Realizaron un operativo en el que se detectaron afectaciones ambientales en más de 23.9 hectáreas de terrenos forestales, el derribo ilegal de 1,070 árboles de especies como pino, encino y cedro blanco, así como de cambios de uso de suelo, construcción de obras sin autorización y transporte ilegal de productos forestales.
Como resultado de las acciones de inspección y vigilancia realizadas en los municipios de Uruapan, Zitácuaro, Charo y Morelia, la Profepa impuso cuatro clausuras totales temporales por obras y actividades desarrolladas sin autorización ambiental dentro de terrenos forestales y áreas naturales protegidas, inició cuatro procedimientos administrativos en materia de impacto ambiental y dos por cambio de uso de suelo en terrenos forestales, además de asegurar dos tractocamiones que transportaban más de 47 m³ de madera cuya legal procedencia no pudo ser acreditada.
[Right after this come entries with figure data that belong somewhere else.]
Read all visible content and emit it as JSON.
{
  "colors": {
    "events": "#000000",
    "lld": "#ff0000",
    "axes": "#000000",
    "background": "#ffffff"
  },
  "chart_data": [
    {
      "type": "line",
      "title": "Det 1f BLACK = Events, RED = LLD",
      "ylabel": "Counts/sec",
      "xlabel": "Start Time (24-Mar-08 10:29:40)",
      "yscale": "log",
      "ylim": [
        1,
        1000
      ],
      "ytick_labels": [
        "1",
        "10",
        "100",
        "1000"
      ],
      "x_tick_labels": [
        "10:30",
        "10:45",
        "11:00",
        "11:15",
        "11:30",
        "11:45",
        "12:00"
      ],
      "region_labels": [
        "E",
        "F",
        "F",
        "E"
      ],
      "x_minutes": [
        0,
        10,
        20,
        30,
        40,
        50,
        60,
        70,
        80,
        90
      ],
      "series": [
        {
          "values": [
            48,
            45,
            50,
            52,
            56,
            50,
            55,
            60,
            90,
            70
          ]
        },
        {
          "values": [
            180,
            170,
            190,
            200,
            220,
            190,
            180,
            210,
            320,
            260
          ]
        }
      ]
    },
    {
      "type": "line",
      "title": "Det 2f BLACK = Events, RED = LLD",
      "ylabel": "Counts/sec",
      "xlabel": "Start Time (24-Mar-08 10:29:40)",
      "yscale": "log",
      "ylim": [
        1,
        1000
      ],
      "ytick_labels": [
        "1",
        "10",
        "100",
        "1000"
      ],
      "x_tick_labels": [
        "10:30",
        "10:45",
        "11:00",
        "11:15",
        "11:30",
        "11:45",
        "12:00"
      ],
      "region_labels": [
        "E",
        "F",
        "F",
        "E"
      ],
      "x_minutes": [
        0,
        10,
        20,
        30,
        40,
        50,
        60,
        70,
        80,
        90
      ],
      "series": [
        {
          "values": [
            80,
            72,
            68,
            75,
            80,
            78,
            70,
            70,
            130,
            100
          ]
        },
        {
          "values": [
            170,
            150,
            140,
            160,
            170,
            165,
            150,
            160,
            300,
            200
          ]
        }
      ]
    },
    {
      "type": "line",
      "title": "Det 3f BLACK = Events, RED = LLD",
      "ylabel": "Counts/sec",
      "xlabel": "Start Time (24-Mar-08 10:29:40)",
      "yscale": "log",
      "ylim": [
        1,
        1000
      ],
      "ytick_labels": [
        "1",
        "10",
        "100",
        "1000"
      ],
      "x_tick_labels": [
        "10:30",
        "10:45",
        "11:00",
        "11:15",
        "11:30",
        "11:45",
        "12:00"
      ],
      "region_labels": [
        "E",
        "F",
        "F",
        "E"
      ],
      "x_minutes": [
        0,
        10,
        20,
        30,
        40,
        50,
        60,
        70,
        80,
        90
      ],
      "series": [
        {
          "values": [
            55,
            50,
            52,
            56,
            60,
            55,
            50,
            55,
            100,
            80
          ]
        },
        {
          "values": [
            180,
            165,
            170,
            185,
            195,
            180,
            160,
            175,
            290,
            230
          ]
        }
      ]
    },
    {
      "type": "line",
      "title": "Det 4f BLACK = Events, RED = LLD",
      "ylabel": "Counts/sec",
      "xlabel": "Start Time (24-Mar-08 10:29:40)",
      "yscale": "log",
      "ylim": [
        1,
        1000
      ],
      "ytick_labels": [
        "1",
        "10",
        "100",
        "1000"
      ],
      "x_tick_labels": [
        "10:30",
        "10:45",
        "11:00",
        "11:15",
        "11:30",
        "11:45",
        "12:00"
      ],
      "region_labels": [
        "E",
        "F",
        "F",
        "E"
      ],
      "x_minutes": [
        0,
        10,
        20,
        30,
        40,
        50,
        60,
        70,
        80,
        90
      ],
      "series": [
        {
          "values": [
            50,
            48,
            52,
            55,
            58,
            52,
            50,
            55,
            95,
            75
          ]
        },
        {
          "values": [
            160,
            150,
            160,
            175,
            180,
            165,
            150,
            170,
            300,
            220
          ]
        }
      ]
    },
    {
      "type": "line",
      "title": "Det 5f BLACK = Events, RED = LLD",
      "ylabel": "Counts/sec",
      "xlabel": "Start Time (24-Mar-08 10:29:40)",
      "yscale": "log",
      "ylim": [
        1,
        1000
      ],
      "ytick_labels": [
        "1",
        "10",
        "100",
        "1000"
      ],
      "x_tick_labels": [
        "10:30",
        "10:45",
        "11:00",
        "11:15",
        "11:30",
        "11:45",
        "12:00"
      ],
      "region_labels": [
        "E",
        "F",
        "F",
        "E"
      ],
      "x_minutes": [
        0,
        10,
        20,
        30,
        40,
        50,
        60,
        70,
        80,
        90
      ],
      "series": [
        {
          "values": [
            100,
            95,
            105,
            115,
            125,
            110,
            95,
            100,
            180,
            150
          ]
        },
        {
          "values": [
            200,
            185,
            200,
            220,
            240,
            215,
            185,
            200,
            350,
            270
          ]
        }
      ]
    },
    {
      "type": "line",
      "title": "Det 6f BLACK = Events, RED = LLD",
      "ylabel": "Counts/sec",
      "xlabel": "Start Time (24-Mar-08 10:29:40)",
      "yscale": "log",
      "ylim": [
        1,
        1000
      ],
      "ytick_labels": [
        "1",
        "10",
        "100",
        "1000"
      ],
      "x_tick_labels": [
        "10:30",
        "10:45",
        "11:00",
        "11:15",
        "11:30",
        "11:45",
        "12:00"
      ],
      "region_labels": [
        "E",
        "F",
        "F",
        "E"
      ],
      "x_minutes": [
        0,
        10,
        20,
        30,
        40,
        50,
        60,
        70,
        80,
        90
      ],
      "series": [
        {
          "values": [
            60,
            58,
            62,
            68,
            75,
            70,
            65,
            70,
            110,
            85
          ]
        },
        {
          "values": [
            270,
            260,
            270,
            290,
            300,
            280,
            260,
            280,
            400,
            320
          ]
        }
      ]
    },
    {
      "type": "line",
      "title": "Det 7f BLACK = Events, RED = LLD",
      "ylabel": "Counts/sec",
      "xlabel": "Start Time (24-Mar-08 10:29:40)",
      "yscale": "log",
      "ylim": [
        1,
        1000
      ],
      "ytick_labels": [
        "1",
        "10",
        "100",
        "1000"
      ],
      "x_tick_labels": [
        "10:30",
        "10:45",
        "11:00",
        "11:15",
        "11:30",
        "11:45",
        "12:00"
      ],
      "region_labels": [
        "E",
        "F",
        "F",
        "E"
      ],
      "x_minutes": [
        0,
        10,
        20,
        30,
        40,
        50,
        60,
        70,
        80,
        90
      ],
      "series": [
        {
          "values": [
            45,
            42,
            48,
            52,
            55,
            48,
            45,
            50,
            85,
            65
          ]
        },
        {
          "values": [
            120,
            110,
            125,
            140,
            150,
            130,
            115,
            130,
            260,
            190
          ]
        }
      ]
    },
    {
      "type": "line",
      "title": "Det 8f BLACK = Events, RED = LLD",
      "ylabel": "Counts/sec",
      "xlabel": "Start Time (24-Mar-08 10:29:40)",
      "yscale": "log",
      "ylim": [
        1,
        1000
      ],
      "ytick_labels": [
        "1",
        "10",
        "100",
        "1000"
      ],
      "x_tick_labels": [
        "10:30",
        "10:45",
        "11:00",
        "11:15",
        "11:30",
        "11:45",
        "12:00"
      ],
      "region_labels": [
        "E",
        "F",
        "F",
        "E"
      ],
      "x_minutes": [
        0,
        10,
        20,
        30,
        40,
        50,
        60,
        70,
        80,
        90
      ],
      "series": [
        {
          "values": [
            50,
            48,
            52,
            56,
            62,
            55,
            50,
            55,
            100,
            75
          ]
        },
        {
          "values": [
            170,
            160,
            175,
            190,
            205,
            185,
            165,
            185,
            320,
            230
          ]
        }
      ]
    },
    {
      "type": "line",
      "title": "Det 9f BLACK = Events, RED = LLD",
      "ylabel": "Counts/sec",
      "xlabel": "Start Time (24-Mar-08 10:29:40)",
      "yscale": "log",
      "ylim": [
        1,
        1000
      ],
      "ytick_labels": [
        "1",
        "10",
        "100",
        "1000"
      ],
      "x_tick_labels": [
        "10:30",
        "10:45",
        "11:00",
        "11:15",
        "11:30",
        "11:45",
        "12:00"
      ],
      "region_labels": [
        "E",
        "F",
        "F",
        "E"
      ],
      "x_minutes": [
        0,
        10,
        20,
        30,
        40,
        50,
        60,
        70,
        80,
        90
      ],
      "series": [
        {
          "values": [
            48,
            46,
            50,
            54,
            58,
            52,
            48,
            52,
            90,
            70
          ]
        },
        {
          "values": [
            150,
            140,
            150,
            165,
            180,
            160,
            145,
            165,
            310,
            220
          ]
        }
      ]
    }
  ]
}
Las afectaciones detectadas incluyen el derribo ilegal de 1,070 árboles y ejemplares forestales: 962 pinos en el Área de Protección de Flora y Fauna Pico de Tancítaro, Uruapan; 79 árboles de encino y otras especies en la Reserva de la Biosfera Mariposa Monarca, en Zitácuaro, así como 29 tocones de encino, cedro blanco y otras especies en el paraje “Los Morales”, también en Zitácuaro.
También se documentó la remoción de vegetación y suelo forestal para la expansión irregular de huertos de aguacate, construcciones habitacionales, locales comerciales e infraestructura hidráulica. Estas actividades generan pérdida de cobertura vegetal, fragmentación de hábitats, deterioro del suelo y afectaciones a ecosistemas fundamentales para la conservación de la biodiversidad y la captación de agua.